Nothing is wrong, but I still want to go to therapy

Recently I was at home on a Tuesday, my son was napping and I was doing laundry, getting ready to sweep and scrub the floors, aggressively trying to get as much done in the short window that my son naps in the afternoon as I possibly could. That is my norm on the days that I am home with him. I clean, get supper ready for that evening, and try to check off any “to do” items off my list before he wakes up. What I realized that day however is how most of my days are filled with much of the same. My daily and weekly routine is pretty well set and not much happens outside of that. Nothing is wrong. It doesn’t feel bad. That is just my day.

Earlier that day I had seen a quote that a colleague of mine had posted on Instagram that said, “Nothing has to be “wrong” with you to go to a therapist” and it really got me thinking. How many times in my life have I waited to reach out to others only when I am struggling or having a hard time? Why do I wait until things have become unmanageable to reach out for support? If I think and behave that way, and I am someone that believes in the power and beauty of sharing your story with others; how many other people may be thinking or feeling the same way? Nothing is wrong, I feel fine and then it hit me. Those are the days that I need connection the most.

This particular Tuesday I was doing great, but it reminded me of so many other Tuesdays when I was a complete mess and I was not ok. Days where we didn’t get out of our pajamas until noon. There have been so many moments since having my son that I felt such loneliness being home with him that I would cry on and off throughout the day. There were so many days that I felt such “cabin fever” because we couldn’t go out because of weather, or sickness that I could not wait until my husband got home for the evening so I could finally get a break. Those are the days that I reached out for support. Those are the days that I called my therapist and said I needed to come in and see her. Those are the days that felt unmanageable. I know I will feel those days again, and I need to learn how to take care of myself on the days that I don’t feel in crisis; to be able to use those tools and strategies to get me through the days that are hard. That is where the “nothing has to be “wrong” with you to go to a therapist” comes into play. Because I don’t want to feel the loneliness of those really hard days. I don’t want to feel so incredibly disconnected from others. I know those days will happen again. What I want to be able to happen is my ability to cope with it better than on those days. I want to be able to have tools and strategies in place so on the days that I am losing my mind I can find better ways to deal with it.
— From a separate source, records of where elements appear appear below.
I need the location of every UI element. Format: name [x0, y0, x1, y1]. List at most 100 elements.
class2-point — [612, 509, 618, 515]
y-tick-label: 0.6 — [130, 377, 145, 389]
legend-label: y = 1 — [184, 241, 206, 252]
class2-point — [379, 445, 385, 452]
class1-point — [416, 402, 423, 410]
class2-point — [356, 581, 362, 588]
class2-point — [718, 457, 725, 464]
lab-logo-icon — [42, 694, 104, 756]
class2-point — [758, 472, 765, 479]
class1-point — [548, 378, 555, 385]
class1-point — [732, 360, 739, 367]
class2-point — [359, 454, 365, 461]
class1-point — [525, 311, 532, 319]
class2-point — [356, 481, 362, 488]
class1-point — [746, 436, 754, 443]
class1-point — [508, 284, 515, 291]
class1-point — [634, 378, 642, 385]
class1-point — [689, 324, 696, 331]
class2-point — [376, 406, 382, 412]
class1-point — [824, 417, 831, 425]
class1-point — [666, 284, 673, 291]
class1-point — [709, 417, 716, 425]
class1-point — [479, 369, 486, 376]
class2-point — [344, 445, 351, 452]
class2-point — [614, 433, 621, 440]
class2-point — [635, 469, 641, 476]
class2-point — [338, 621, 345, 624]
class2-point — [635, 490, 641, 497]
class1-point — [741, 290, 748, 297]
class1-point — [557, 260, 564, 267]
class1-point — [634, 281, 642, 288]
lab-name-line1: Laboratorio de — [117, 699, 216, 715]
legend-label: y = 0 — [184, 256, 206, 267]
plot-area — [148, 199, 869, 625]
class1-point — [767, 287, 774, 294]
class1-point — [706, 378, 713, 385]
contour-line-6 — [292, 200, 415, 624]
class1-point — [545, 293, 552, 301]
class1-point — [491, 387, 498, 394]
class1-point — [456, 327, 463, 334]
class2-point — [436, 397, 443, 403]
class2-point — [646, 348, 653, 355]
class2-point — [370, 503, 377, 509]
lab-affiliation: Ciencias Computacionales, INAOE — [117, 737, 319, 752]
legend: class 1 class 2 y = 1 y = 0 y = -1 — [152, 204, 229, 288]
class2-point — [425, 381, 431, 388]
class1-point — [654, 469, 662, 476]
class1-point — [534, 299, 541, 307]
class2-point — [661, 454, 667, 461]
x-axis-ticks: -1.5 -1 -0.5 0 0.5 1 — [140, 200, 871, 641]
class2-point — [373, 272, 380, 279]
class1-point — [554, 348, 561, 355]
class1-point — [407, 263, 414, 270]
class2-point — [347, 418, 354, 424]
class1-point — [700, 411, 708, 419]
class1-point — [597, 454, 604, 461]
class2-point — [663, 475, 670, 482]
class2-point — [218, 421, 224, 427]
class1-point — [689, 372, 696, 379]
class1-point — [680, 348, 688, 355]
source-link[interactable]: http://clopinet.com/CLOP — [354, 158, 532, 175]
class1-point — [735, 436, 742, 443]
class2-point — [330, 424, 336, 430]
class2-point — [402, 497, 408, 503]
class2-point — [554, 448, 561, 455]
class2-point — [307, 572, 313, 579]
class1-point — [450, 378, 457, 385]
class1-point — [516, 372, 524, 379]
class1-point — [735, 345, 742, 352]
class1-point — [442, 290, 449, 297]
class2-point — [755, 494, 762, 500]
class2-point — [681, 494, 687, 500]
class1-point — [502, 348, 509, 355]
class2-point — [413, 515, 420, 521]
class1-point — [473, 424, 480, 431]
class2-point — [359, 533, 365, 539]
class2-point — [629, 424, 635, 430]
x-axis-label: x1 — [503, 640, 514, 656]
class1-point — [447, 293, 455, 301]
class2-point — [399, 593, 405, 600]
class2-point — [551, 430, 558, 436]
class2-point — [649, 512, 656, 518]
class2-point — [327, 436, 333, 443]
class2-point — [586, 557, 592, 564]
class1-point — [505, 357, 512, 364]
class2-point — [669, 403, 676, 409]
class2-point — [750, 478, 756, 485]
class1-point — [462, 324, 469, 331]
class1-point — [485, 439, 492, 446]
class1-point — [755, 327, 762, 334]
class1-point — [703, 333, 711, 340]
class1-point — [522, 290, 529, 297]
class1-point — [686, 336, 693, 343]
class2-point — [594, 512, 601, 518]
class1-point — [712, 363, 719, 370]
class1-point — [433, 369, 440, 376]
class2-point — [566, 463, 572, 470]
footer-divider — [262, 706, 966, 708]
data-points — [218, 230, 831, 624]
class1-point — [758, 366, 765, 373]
The “norm” of therapy goes like this, when things get hard is when you start therapy. When you start feeling better is when you stop therapy. But, the true beauty of getting to know yourself is when the tough stuff subsides and you get to work on the “real” stuff. The in and out and in between stuff that you don’t usually share with others about your daily life. Your emotions do not stop just because they are not as heightened as they were while you were in crisis mode. Just because you are not currently struggling doesn’t change thee fact that you may have set backs and side steps that will rattle you and you will need to summon up the courage and find a way to get through them again. I like to use therapy as a metaphor. On days of struggle it feels like the wound is open, exposed and you may need stiches. You get the stitches and you start to heal. You don’t take the stitches out before you are done healing. You let them do their job. And then once you take them out you continue to cover your wound up with a Band-Aid so you do not face infection. You keep that Band-Aide on as long as it takes for the wound to heal. Therapy is just like that. When you start feeling better your “stitches” have started the healing process. Your presenting problem may feel that it has subsided. When you get the stitches out and put the Band-Aid on you are starting to find tools of coping so you know how to care for yourself in the future to allow for lasting change.

I know for sure that Tuesday that I felt fine is because I have put in the work to find ways to cope to feel better. I have spent much time outside of crisis, tears and loneliness figuring out how to be able to do things better, different. That is what I am encouraging you to do. You may not feel that there is anything wrong right now. That is when the real work can begin.